In this regard, the proper way to determine whether a sale was 1,000 feet or less from a school is by a straight-line or “as the crow flies” method, and not as measured along the route a pedestrian would be required to travel, including detours around obstructions. The statute provides for a 1,000-foot radius without regard to whether the geographic area is occupied by any obstructions to pedestrian traffic. A direct line measurement furthers the purpose of the statute which is to provide a corridor of safety for children coming to and from school (see Mem of State Exec Dept, 1986 McKinney’s Session Laws of NY, at 2892-2893; People v Gaines, 167 Misc 2d 923, 925 [1996]). This interpretation conforms with cases interpreting the standard of measurement under the comparable federal schoolyard statutes (see e.g. United States v Henderson, 320 F3d 92, 102 [1st Cir 2003], cert denied 539 US 936 [2003]; United States v Clavis, 956 F2d 1079, 1088 [11th Cir 1992], cert denied sub nom. Edwards v United States, 504 US 990 [1992], United States v Ofarril, 779 F2d 791, 792 [2d Cir 1985], cert denied 475 US 1029 [1986]).

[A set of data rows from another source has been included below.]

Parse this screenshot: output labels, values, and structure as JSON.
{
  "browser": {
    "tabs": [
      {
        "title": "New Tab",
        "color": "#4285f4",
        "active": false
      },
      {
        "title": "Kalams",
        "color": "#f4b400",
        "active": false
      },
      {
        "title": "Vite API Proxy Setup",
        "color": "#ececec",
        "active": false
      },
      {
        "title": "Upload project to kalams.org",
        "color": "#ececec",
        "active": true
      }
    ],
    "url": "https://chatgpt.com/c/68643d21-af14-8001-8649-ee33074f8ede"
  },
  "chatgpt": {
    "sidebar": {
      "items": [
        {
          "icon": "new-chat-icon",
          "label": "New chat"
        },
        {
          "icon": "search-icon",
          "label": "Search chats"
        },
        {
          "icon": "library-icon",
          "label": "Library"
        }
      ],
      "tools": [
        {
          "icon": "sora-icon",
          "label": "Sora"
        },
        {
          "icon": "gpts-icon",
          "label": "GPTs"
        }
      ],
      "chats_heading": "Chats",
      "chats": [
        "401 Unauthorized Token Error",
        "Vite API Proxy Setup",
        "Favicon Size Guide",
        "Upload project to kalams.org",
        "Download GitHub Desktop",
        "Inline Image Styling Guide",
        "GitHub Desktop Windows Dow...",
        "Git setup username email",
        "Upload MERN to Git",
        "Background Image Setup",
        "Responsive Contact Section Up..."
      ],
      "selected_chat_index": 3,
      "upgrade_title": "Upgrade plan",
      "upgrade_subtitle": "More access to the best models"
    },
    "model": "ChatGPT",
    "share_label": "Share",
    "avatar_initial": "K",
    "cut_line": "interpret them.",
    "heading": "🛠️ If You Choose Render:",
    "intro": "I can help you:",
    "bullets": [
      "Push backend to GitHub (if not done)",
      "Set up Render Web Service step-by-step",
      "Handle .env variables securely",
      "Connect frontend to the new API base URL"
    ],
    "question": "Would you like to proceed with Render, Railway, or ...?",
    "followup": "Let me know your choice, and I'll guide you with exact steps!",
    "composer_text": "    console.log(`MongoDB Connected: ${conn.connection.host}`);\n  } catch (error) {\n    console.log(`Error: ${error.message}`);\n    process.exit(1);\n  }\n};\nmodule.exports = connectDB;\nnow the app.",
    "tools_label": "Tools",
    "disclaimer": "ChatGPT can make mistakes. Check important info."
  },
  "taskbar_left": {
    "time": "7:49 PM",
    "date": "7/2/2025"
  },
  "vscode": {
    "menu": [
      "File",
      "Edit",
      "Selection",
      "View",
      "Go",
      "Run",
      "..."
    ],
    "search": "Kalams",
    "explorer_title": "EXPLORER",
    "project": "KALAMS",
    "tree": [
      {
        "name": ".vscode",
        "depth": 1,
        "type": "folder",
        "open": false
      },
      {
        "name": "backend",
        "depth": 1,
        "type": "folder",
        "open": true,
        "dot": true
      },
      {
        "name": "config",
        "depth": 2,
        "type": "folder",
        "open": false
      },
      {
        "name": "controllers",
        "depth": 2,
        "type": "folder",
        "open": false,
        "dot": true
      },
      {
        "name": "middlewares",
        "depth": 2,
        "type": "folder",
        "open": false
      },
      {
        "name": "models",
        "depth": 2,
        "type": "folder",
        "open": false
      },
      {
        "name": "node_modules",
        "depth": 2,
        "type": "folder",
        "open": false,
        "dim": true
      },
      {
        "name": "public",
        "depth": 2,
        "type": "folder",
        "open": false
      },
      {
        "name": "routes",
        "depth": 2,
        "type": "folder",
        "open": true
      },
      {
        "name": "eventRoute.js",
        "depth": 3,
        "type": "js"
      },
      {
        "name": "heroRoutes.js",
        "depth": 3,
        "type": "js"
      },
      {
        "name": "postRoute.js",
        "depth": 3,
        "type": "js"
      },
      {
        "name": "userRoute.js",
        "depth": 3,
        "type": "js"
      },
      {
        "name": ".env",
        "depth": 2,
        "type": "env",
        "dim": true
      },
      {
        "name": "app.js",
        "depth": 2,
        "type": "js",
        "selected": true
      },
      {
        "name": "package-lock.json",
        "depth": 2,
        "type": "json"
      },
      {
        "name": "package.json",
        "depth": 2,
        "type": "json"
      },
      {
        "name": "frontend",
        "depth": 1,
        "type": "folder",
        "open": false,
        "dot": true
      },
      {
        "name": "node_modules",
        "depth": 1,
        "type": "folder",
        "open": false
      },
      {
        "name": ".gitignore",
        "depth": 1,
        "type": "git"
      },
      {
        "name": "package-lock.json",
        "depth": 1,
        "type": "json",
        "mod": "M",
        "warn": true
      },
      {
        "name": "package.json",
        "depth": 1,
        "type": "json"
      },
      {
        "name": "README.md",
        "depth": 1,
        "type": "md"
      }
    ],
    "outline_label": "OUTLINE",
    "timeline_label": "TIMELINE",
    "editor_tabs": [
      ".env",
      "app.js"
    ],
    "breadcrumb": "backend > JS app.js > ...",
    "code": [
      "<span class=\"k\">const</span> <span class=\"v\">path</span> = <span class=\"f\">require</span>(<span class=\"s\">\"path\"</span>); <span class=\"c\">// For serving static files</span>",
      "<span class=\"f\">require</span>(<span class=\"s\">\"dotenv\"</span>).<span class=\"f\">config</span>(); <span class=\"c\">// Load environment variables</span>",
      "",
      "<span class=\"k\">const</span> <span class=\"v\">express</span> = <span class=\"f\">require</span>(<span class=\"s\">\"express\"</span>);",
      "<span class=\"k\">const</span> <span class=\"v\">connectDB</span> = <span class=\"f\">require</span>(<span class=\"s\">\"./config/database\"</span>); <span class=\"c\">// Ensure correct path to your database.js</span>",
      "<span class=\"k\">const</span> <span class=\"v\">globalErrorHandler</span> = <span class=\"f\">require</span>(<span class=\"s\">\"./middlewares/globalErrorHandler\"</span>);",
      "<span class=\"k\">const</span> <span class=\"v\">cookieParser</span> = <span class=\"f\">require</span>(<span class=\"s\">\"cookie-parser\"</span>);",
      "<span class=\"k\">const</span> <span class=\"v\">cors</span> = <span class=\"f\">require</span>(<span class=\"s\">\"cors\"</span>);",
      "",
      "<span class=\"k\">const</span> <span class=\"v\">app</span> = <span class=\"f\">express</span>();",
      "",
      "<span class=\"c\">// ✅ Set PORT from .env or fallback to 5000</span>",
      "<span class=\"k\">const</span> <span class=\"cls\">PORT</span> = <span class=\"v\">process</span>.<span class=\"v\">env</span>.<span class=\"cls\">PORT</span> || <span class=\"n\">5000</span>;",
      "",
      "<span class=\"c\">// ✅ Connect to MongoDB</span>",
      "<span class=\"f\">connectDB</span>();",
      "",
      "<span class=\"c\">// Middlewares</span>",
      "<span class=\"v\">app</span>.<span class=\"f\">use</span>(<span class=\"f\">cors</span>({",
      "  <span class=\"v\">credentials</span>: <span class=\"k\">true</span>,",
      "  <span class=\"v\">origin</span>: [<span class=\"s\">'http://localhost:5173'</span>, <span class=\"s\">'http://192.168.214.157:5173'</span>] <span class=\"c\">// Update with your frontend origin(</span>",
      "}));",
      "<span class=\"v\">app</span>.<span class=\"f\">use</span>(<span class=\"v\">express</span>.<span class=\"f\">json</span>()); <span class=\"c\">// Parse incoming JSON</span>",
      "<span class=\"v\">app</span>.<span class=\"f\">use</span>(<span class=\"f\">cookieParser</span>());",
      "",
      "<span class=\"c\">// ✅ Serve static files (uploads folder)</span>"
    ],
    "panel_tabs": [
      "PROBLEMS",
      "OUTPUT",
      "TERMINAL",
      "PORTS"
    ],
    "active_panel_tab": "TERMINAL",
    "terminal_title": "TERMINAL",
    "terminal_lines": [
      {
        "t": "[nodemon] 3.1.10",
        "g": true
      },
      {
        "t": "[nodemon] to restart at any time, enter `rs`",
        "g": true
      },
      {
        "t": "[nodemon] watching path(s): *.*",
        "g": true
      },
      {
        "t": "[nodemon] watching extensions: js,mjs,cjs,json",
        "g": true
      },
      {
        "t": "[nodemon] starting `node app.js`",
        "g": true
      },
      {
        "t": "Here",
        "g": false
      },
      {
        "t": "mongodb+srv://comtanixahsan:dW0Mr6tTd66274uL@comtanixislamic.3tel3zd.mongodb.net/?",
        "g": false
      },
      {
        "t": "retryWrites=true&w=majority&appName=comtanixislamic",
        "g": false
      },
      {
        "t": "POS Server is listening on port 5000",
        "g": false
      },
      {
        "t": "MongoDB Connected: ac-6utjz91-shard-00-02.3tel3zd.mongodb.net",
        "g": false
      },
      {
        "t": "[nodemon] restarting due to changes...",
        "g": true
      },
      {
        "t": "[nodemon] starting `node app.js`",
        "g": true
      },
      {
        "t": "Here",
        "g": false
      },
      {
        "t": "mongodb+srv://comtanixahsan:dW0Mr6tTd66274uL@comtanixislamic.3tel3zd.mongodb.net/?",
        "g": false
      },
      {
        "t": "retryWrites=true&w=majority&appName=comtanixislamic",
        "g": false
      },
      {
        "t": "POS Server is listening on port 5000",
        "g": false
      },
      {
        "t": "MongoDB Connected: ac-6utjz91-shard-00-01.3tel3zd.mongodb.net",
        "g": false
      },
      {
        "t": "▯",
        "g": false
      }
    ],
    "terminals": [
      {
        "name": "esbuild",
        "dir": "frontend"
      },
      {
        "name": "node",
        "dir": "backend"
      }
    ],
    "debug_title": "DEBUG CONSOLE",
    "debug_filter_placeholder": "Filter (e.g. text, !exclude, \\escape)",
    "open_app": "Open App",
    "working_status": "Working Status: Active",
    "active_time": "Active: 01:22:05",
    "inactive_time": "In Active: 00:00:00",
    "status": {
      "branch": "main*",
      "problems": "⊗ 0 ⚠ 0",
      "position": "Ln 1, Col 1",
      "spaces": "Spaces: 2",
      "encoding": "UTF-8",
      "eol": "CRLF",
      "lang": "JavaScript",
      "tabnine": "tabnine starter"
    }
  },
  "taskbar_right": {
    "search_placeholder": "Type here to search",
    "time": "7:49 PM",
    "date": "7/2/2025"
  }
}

The court’s Sandoval ruling, permitting the prosecution to inquire about four felony convictions and nine misdemeanor convictions without eliciting the nature and underlying facts of any, balanced the appropriate factors and was a proper exercise of discretion (see People v Hayes, 97 NY2d 203 [2002]; People v Walker, 83 NY2d 455, 458-460 [1994]). None of these convictions was so remote in time as to mandate preclusion.
We perceive no basis for reducing the sentence. Concur— Tom, J.P., Sullivan, Williams, Friedman and Marlow, JJ.